Tokyo Junkie: 60 Years of Bright Lights and Back Alleys... and Baseball
- First edition
- Author: Robert Whiting
- Language: English
- Genre: Memoir
- Publisher: Adventure Publications
- Publication date: 2021

= Tokyo Junkie =

2021 memoir by Robert Whiting

Tokyo Junkie: 60 Years of Bright Lights and Back Alleys... and Baseball is a 2021 memoir by Robert Whiting, discussing his experiences in Tokyo.

The book includes discussions about world events related to Japan as well as the author's own experiences in Japan.

Peter Tasker, in Nikkei Asia, wrote that the book is not only an autobiography of the author but also a biography of Tokyo itself, making it a "double biography". Laurence Green, writing for The Japan Society of the UK, stated that the work "plays out like a love letter to" Tokyo. Lesley Downer, in The Times Literary Supplement (TLS), described the book as "the story of Tokyo over the sixty years that Whiting has been there".

==Background==
Whiting, enlisted in the United States Air Force, first visited Japan in 1962 when the Air Force sent him there.

==Contents==
The author uses section titles related to the employment or life stage he had at the time. Short essays about a particular aspect each are included. Much of the book concerns baseball, a passion of the author, and the book also discusses the yakuza.

Tasker stated that Whiting "presents his young self as a naive, small-town guy". The author discusses the development of Tokyo that occurred in the 1960s. The 1964 Tokyo Olympics is discussed.
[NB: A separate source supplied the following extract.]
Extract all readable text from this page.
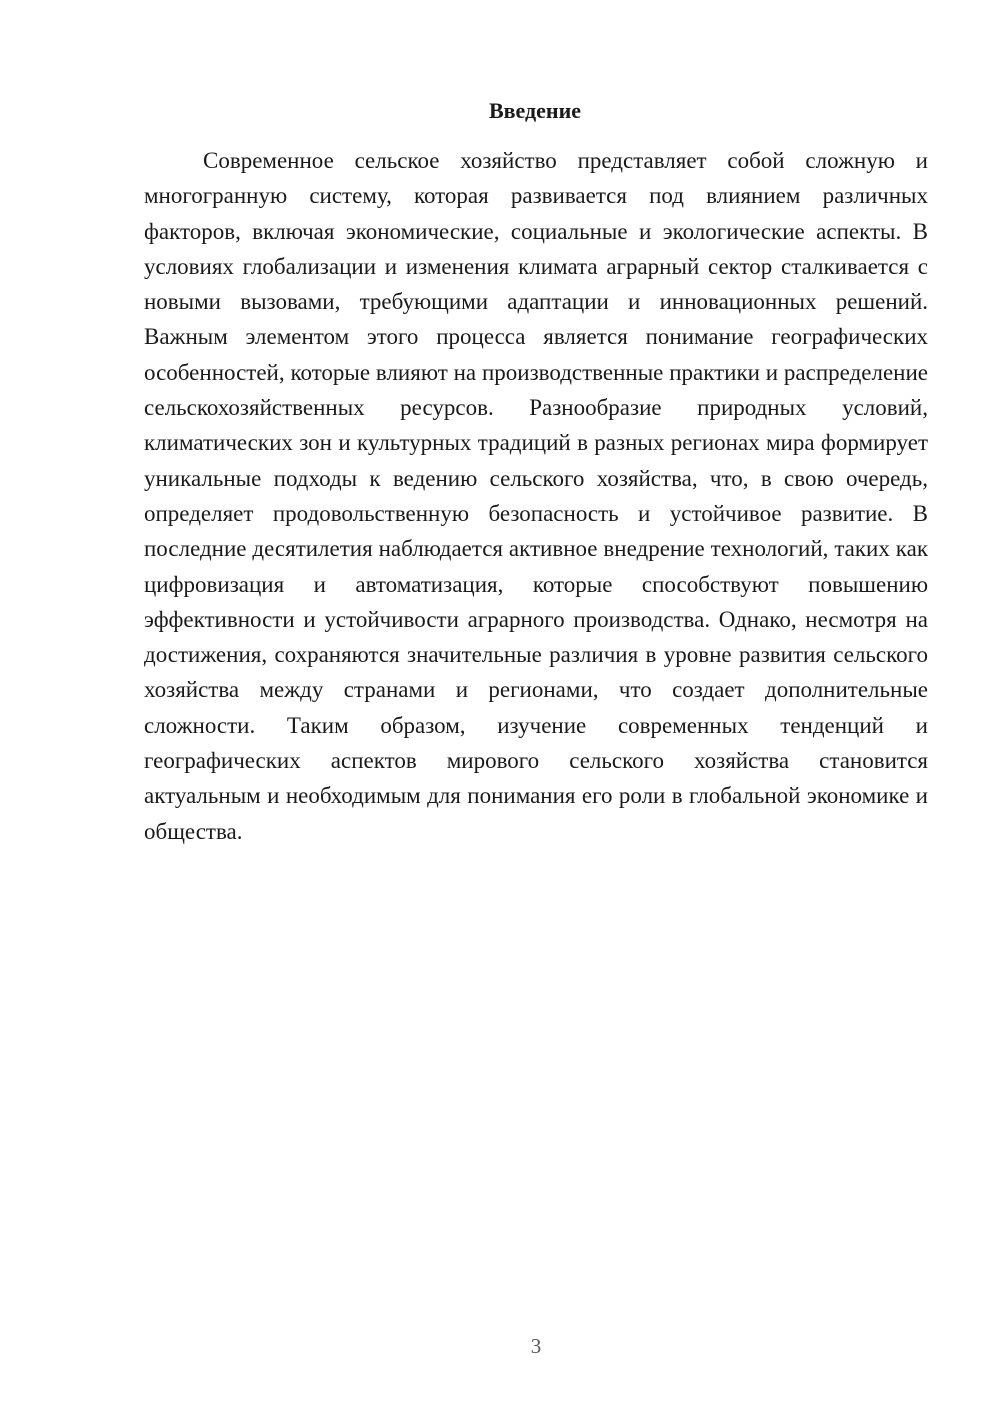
Введение

Современное сельское хозяйство представляет собой сложную и многогранную систему, которая развивается под влиянием различных факторов, включая экономические, социальные и экологические аспекты. В условиях глобализации и изменения климата аграрный сектор сталкивается с новыми вызовами, требующими адаптации и инновационных решений. Важным элементом этого процесса является понимание географических особенностей, которые влияют на производственные практики и распределение сельскохозяйственных ресурсов. Разнообразие природных условий, климатических зон и культурных традиций в разных регионах мира формирует уникальные подходы к ведению сельского хозяйства, что, в свою очередь, определяет продовольственную безопасность и устойчивое развитие. В последние десятилетия наблюдается активное внедрение технологий, таких как цифровизация и автоматизация, которые способствуют повышению эффективности и устойчивости аграрного производства. Однако, несмотря на достижения, сохраняются значительные различия в уровне развития сельского хозяйства между странами и регионами, что создает дополнительные сложности. Таким образом, изучение современных тенденций и географических аспектов мирового сельского хозяйства становится актуальным и необходимым для понимания его роли в глобальной экономике и общества.

3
The author had returned to the United States but in the 1970s came back to Tokyo. Roger Pulvers of the South China Morning Post stated "It is there his personal narrative becomes a compelling study of the society in with which he has thrown his lot."
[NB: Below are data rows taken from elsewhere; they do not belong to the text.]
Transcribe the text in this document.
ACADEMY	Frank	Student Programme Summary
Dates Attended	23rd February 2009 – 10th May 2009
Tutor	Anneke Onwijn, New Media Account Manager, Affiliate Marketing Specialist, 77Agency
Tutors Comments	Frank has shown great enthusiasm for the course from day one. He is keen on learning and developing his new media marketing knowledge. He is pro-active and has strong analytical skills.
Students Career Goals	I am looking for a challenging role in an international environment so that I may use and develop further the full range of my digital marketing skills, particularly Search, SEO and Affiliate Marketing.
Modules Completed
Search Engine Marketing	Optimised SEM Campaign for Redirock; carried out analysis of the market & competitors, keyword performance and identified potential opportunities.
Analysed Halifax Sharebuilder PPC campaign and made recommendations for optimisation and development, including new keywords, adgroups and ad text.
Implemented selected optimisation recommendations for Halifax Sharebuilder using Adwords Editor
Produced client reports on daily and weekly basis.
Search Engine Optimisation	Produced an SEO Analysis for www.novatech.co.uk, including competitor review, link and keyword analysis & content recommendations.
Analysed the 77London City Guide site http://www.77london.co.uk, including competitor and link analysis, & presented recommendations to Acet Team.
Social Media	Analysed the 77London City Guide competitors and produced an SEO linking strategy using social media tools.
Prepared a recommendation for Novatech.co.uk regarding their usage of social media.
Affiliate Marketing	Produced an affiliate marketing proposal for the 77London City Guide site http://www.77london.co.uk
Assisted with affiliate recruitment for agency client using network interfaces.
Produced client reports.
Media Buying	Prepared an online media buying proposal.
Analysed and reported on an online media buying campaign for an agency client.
The end of the book discusses how COVID-19 delayed the 2020 Tokyo Olympics.

==Reception==
Pulvers gave a positive review of the book.

Kirkus Reviews stated that it is "A delightful memoir".

Publishers Weekly stated that the book shows "Whiting’s love for his adopted city".

Downer stated that the book is "hugely engaging and occasionally very funny".

Green stated that the book "is unapologetically sentimental and sensational at moments."